Judge William Fletcher, U.S. Court of Appeals for the Ninth Circuit ()
SAN FRANCISCO — A Ninth Circuit ruling against FedEx on Wednesday may have repercussions for Lyft, Uber and other companies that classify their workers as independent contractors.
FedEx Ground Package System Inc. improperly labeled its California delivery drivers as contractors instead of employees, according to the appellate panel. As a result, the company illegally denied them wages and failed to reimburse them for driving expenses.
“Although our decision substantially unravels FedEx’s business model, FedEx was not entitled to write around the principles and mandates of California labor law,” Judge Stephen Trott wrote. Judge William Fletcher drafted the panel opinion. Trott and Judge Alfred Goodwin joined in a concurrence.
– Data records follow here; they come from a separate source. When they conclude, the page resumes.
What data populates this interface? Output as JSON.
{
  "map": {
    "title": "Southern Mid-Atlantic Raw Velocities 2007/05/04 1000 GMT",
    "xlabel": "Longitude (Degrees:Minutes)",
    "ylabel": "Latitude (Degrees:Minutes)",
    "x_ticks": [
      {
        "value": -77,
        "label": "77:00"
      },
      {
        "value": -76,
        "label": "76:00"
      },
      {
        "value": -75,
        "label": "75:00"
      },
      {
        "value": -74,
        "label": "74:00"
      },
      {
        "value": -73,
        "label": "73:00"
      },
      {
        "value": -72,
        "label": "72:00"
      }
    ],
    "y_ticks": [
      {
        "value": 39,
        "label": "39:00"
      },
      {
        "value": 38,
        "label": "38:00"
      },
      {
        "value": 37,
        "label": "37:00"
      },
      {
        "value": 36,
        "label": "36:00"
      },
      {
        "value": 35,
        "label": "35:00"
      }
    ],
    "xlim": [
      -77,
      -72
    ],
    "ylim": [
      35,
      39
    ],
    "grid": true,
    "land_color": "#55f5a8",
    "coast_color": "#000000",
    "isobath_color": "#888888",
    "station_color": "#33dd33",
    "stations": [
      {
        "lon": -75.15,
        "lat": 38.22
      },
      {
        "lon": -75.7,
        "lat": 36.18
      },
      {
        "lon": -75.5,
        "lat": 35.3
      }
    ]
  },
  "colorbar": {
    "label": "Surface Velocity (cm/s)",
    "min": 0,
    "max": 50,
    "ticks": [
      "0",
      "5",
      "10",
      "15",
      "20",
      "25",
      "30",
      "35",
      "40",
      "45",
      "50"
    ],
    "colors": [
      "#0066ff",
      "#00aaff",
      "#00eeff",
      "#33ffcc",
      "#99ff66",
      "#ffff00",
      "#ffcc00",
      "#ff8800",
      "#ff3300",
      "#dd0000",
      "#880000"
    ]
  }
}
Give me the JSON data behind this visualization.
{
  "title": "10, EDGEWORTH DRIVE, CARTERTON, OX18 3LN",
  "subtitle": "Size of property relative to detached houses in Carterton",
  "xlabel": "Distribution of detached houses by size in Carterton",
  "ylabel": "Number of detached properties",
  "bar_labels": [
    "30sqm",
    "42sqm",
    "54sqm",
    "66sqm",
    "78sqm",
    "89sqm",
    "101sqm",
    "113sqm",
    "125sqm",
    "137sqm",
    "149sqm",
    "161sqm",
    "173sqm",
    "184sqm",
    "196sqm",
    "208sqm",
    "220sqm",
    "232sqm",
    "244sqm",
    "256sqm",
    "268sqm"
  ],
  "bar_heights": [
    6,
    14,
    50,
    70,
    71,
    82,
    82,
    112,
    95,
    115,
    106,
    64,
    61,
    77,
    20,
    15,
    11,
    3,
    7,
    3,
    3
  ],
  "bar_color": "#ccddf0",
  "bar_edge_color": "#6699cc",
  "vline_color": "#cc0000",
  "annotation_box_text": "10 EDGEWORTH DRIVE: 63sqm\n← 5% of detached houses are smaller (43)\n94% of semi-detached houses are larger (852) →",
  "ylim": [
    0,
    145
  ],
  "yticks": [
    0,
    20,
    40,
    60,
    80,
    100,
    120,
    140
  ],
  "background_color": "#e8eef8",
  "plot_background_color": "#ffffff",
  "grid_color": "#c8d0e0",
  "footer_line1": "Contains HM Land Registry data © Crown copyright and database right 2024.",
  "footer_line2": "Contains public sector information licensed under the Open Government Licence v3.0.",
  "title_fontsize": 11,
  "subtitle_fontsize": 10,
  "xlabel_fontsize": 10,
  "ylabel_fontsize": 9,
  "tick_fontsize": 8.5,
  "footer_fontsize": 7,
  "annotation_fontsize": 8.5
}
The case will be remanded back to U.S. District Judge Edward Chen in San Francisco federal court.
Massachusetts attorney Shannon Liss-Riordan, who represents drivers for Lyft Inc. and Uber Technologies Inc., said the ruling could have implications for putative class actions against the ride-share companies in the Northern District of California. Liss-Riordan’s clients argue they are entitled to California minimum wage, as well as reimbursement for gas and other work expenses.
“It’s a great decision,” she said. “The laws are pretty strict in preventing employers in California from shifting their business expenses to their workers under the guise of independent contractor misclassification.”
The FedEx ruling affects a class of 2,300 California drivers who worked full time for the company between 2000 and 2007. Drivers in about 40 other states brought claims as well, which were consolidated into multidistrict litigation proceedings in Indiana. In nearly every case, the federal judge in Indiana granted summary judgment to FedEx and ruled the drivers were lawfully classified as contractors.
But the appellate panel found FedEx exercised a “great deal of control” over its drivers, and therefore must give them employee benefits.
“FedEx controls its drivers’ clothing from their hats down to their shoes and socks,” Fletcher wrote.
During the time covered by the suit, FedEx drivers provided their own vehicles, but were required to paint the vehicles “FedEx white,” mark them with the company logo and install shelves of specific dimensions. The company didn’t dictate its drivers’ working hours, but required they work between 9.5- and 11-hour days and deliver packages within a specific window of time.
Represented by O’Melveny & Myers, FedEx argued it only dictated that drivers deliver packages in a timely and professional manner—drivers were free to execute the deliveries however they saw fit. The company also argued its operating agreement specified that drivers are contractors, not employees.
But calling employees contractors does not make it so, the appellate panel ruled.
“Calling a dog’s tail a leg does not make it a leg,” Trott wrote, quoting Abraham Lincoln.
Beth Ross of Leonard Carder in Oakland argued the case on behalf of plaintiffs. O’Melveny’s Jonathan Hacker in Washington, D.C., argued on behalf of FedEx.
The shipping company will seek en banc review of Wednesday’s decision, according to a news release. FedEx changed its business model in 2011 and now only contracts with incorporated businesses that treat their drivers as employees.
“We fundamentally disagree with these rulings, which run counter to more than 100 state and federal findings—including the U.S. Court of Appeals for the D.C. Circuit—upholding our contractual relationships with thousands of independent businesses,” said Cary Blancett, FedEx Ground senior vice president and general counsel, in a statement.
While Lyft and Uber don’t go as far as telling their drivers what hats and socks to wear, the companies do dictate what types of vehicles drivers can use and how they must interact with customers, Liss-Riordan said. Neither company responded to emails seeking comment Wednesday.
“This is an extremely common problem—that companies are using the independent contractor classification model as a way to shift its expenses to its workers,” Liss-Riordan said. “I would say that courts are coming down harder as of late on companies that have done this.”